School district lifts ban on student prayer in Wyoming cafeteria after receiving lawsuit threat over First Amendment

Schoolchildren taking their meal at a school in Wyoming.(Platte County School District #1)

A school district in the U.S. state of Wyoming has lifted its ban on non-disruptive private prayer in its school cafeteria after a Christian group sent a letter threatening them with a lawsuit.

The Platte County School District #1 reversed the decision of the principal who told a student that students were not allowed to pray during lunch because they were pushing their religion on other students.

Last Oct. 15, students went to the back of the lunch room at Glendo High School and formed a small circle while one student prayed for their meal. The prayer did not create any disruptions or cause any problems in the noisy cafeteria, according to Alliance Defending Freedom, which sent the letter.

After lunch period, Principal Stanetta Twiford told one student about the purported rule.
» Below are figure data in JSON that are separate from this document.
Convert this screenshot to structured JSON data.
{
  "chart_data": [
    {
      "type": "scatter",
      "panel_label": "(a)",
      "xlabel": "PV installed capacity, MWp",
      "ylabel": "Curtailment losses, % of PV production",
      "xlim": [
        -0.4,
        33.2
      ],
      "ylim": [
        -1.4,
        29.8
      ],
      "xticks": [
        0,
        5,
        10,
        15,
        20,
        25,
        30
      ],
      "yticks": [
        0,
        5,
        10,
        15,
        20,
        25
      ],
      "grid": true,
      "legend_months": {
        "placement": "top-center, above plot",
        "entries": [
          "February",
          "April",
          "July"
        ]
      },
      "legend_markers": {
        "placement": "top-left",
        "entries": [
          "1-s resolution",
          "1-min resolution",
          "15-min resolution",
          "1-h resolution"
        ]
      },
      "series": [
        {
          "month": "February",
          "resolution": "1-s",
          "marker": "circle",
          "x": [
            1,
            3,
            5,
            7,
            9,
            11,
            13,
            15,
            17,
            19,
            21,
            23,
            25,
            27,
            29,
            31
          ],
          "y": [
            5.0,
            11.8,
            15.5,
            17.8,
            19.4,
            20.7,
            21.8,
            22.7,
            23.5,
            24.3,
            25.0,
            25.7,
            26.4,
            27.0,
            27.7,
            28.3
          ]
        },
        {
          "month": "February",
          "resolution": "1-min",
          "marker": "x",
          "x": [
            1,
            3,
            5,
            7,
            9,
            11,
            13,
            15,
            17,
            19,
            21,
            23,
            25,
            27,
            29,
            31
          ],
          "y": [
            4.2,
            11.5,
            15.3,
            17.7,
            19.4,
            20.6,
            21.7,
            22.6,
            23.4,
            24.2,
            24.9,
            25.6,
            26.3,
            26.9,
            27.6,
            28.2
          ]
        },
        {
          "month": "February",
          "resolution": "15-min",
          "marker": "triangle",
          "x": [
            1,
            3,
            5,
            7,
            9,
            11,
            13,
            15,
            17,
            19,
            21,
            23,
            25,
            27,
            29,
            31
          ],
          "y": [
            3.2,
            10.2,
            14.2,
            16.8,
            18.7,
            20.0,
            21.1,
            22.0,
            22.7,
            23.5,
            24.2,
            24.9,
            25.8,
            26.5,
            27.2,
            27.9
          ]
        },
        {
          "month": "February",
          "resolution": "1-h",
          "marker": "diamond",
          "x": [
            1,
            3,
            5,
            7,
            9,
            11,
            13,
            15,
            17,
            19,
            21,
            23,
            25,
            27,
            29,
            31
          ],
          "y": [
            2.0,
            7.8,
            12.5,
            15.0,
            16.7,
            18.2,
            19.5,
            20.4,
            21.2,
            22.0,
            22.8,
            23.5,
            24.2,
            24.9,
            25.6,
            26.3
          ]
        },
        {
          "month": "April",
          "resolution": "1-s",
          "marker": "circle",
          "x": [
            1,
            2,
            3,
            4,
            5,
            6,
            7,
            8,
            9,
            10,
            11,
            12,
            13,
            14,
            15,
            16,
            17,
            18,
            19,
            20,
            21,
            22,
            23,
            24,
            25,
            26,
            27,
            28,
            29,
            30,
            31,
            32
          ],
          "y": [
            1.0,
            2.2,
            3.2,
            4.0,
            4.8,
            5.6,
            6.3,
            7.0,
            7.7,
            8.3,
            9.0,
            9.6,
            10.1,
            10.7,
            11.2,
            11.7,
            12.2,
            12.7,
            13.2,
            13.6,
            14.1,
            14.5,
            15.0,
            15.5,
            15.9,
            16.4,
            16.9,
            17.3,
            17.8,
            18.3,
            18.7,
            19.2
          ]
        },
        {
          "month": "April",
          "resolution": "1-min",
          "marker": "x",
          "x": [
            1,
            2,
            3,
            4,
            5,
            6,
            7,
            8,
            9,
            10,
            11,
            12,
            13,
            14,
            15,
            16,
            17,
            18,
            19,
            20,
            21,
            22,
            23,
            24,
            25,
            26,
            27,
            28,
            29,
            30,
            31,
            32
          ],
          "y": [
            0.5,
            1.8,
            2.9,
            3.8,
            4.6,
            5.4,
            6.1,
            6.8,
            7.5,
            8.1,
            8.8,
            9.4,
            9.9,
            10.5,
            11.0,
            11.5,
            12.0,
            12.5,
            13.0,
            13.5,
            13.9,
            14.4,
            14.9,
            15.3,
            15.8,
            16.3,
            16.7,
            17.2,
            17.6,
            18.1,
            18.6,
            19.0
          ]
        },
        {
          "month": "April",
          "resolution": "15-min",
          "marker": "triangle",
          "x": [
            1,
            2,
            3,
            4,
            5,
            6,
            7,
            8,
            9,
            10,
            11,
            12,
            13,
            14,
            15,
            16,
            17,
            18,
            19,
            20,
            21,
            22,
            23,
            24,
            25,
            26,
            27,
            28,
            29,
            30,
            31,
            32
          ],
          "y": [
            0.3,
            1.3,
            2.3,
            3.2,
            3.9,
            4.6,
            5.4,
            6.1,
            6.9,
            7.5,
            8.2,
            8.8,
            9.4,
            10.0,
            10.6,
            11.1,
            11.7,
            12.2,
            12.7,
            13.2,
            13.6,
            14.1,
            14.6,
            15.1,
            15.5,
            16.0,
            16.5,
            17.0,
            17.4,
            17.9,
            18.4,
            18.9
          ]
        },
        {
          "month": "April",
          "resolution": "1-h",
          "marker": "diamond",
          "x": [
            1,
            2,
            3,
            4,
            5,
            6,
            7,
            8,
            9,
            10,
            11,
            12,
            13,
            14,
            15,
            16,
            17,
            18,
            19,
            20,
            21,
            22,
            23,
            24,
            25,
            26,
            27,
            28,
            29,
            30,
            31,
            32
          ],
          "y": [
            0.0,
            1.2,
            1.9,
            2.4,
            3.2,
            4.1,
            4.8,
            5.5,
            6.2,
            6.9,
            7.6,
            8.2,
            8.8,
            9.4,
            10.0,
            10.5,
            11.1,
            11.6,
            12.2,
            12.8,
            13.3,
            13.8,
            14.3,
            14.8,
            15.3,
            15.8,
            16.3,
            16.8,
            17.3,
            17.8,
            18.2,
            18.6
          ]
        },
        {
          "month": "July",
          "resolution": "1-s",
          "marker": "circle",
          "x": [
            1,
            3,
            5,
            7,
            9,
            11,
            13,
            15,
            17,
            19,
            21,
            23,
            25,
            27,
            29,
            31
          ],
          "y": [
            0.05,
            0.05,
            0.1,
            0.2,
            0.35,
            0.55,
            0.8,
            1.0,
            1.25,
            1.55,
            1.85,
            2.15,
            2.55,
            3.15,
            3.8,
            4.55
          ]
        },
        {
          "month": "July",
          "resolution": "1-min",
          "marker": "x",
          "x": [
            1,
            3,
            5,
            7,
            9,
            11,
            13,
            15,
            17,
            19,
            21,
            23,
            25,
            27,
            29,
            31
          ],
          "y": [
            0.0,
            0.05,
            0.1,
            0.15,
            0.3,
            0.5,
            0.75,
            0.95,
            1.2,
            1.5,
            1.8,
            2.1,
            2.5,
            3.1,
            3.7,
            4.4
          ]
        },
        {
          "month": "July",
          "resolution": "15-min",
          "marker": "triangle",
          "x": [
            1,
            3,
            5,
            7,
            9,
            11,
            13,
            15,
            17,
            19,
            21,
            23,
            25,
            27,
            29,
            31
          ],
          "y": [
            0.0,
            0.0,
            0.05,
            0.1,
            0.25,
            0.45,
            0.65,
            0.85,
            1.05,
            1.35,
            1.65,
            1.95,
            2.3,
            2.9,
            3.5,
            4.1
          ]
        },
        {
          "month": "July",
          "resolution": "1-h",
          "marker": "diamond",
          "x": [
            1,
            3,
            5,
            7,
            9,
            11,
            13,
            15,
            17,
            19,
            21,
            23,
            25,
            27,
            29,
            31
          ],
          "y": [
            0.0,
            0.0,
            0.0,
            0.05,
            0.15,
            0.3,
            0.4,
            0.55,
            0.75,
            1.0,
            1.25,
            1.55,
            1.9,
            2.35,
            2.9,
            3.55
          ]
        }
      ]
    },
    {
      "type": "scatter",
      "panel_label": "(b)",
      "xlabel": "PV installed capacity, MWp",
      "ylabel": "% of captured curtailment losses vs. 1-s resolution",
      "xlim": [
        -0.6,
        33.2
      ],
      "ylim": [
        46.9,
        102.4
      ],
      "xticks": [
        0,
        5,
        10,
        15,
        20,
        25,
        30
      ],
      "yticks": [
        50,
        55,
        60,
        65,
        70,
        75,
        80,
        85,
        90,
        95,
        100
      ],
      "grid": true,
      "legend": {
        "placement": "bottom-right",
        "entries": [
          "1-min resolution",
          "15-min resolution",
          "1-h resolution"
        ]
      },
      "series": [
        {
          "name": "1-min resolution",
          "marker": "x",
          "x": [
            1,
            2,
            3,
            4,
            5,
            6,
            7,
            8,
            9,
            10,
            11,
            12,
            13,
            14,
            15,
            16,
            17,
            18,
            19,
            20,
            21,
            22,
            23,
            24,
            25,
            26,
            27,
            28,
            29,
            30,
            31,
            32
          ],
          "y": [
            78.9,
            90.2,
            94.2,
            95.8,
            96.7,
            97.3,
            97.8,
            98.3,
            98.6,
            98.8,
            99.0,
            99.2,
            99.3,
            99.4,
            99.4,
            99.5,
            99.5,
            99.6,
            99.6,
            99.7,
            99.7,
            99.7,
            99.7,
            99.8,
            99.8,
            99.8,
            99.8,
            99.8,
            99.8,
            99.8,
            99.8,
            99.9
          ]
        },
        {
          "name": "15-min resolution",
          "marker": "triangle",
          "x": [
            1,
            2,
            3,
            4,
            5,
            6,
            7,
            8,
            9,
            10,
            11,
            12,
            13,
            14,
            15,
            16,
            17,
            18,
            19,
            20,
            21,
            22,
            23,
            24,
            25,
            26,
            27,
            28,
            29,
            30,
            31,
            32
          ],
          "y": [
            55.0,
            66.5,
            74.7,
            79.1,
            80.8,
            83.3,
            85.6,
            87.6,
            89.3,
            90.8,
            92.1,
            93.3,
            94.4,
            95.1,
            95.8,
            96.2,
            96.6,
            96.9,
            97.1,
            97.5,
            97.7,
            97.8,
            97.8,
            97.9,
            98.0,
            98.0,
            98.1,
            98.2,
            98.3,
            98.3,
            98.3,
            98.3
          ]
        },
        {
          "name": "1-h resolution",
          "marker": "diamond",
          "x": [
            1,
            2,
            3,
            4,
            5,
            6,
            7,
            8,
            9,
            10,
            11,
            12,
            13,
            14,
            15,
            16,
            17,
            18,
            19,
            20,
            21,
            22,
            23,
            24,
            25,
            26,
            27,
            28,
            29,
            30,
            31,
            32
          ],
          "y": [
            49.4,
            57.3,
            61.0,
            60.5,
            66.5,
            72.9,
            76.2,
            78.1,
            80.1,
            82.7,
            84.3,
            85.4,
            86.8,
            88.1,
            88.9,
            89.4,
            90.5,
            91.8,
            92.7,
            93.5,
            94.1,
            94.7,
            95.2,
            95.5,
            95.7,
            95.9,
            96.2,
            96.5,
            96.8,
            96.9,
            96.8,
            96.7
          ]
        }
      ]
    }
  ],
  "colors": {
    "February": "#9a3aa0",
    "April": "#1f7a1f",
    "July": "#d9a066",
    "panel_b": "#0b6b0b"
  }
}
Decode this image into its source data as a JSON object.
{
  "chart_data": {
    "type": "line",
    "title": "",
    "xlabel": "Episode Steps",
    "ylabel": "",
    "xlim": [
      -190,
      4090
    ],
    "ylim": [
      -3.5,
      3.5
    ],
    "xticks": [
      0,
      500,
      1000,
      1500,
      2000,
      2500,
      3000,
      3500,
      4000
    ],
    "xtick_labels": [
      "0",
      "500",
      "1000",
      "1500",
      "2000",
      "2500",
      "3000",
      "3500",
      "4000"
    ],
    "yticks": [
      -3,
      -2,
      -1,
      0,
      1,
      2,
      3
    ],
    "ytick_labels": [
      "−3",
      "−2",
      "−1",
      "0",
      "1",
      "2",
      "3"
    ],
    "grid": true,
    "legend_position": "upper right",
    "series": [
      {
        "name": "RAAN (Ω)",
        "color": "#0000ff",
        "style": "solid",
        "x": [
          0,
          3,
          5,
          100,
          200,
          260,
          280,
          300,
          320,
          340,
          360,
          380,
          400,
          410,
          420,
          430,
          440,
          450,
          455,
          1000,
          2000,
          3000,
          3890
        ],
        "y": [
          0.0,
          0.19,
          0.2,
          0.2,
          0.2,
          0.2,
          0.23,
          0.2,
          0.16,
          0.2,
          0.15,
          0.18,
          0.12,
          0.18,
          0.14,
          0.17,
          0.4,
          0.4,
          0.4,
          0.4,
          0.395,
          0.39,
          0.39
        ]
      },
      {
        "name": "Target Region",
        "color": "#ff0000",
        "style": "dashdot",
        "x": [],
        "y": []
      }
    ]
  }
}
Twiford said if the students wanted to pray, they had to get permission and then go into the gym or hall away from other students.

The parent of three of the children discussed the situation with Twiford and District Superintendent Dennis Fischer, but the two stood by the ban, saying that the Constitution prohibited prayer because any other students observing it were a "captive audience," an information they claimed to read from the American Civil Liberties Union.

"No student should be prevented from engaging in private prayer alone or quietly with other students on campus," said ADF Legal Counsel Jonathan Scruggs, adding that the Supreme Court ruled that "the First Amendment protects the right to pray in a non-disruptive manner not just in private but in public, too."

In its letter dated Dec. 4, the ADF told the district that the "cafeteria prayer ban violates the First Amendment."

"The First Amendment requires schools to allow student speech so long as that speech is not materially and substantially disruptive," it read.

Superintendent Dennis Fischer sent a letter to ADF dated Dec. 17 to say that the district's attorney concurred that the students' prayer did not violate federal law and that he has advised Twiford "to let the students know that they can pray before meals in the manner they had in the incident in question."

After the incident, Fischer said "our staff and district have a better understanding of students' rights regarding prayer and how to handle future incidents."